PADANG, KLIKPOSITIF -- Perwakilan Forum Masyarakat Minangkabau ( FMM ) bertemu dan berdialog dengan perwakilan pejabat Universitas Negeri Padang ( UNP ), Jum'at 22 September 2017 di Gedung Rektorat UNP Jalan Hamka Air Tawar Padang.
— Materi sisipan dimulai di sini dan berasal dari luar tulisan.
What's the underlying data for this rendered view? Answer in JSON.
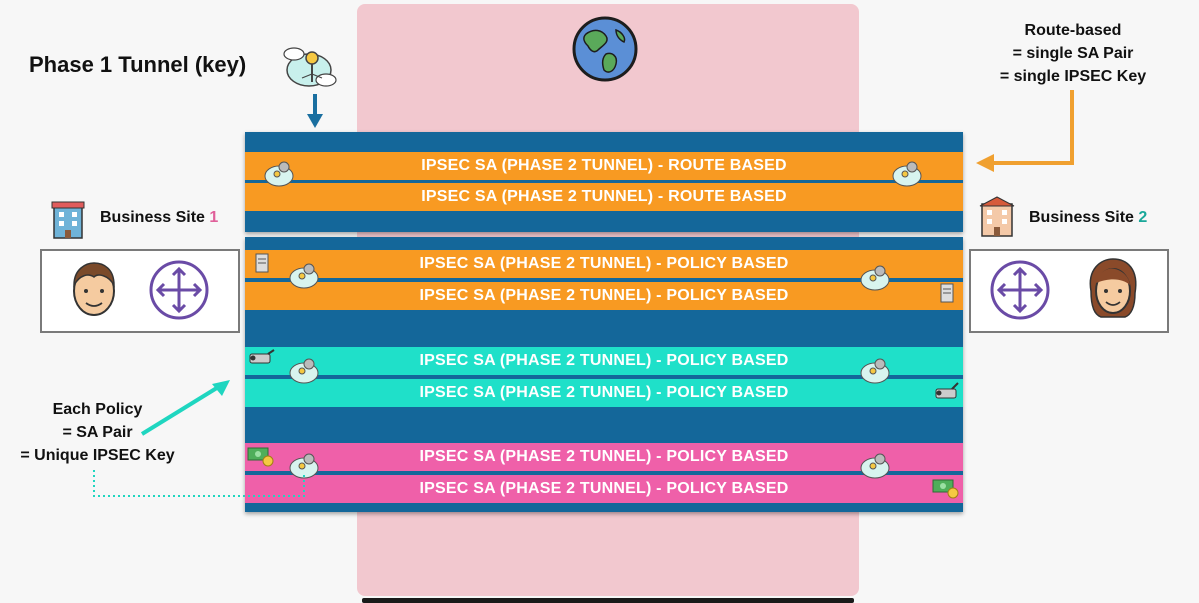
{
  "phase1": {
    "title": "Phase 1 Tunnel (key)"
  },
  "route_note": {
    "line1": "Route-based",
    "line2": "= single SA Pair",
    "line3": "= single IPSEC Key"
  },
  "policy_note": {
    "line1": "Each Policy",
    "line2": "= SA Pair",
    "line3": "= Unique IPSEC Key"
  },
  "site1": {
    "label": "Business Site ",
    "number": "1",
    "number_color": "#e0609a"
  },
  "site2": {
    "label": "Business Site ",
    "number": "2",
    "number_color": "#1aa89a"
  },
  "sa_rows": [
    {
      "label": "IPSEC SA (PHASE 2 TUNNEL) - ROUTE BASED"
    },
    {
      "label": "IPSEC SA (PHASE 2 TUNNEL) - ROUTE BASED"
    },
    {
      "label": "IPSEC SA (PHASE 2 TUNNEL) - POLICY BASED"
    },
    {
      "label": "IPSEC SA (PHASE 2 TUNNEL) - POLICY BASED"
    },
    {
      "label": "IPSEC SA (PHASE 2 TUNNEL) - POLICY BASED"
    },
    {
      "label": "IPSEC SA (PHASE 2 TUNNEL) - POLICY BASED"
    },
    {
      "label": "IPSEC SA (PHASE 2 TUNNEL) - POLICY BASED"
    },
    {
      "label": "IPSEC SA (PHASE 2 TUNNEL) - POLICY BASED"
    }
  ],
  "colors": {
    "tunnel": "#14679a",
    "route": "#f89a22",
    "policy_teal": "#1fe0c9",
    "policy_pink": "#ef60a9",
    "internet": "#f2c8cf",
    "arrow_orange": "#f0a030",
    "arrow_teal": "#1fd6c0",
    "arrow_blue": "#1a6fa0"
  },
  "icons": [
    "globe-icon",
    "cloud-key-icon",
    "building-icon",
    "person-icon",
    "router-icon",
    "server-icon",
    "camera-icon",
    "money-icon"
  ]
}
Pertemuan itu berkaitan dengan rencana penganugerahan Dr Honoris Causa (HC) oleh UNP kepada Megawati Soekarno Putri.

Dalam dialog itu, Wakil Ketua FMM , Ibnu Aqil D Ghani menyampaikan, FMM tidak sepakat dengan rencana UNP tersebut. Katanya, ada beberapa indikator penganugerahan itu telah menyalahi aturan, salah satunya calon penerima gelar doktor kehormatan memiliki gelar akademik minimal Strata Satu (S1).

"Sepanjang kami ketahui, di riwayat pendidikan Megawati Soekarno Putri tidak ditemukan data pernah memiliki gelar sarjana, sehingga gelar HC itu tidak memenuhi syarat sesuai Permendikbud no 21 tahun 2013," jelasnya.

Baca Juga

Selain itu, katanya indikator yang diberikan UNP bahwa Megawati Soekarno Putri telah berjasa dalam mengubah paradigma dunia pendidikan nasional yang ditandai dengan lahirnya UU (undang-undang) tentang sistem nasional, bukan sepenuhnya keterlibatan Megawati, namun andil dari semua pihak.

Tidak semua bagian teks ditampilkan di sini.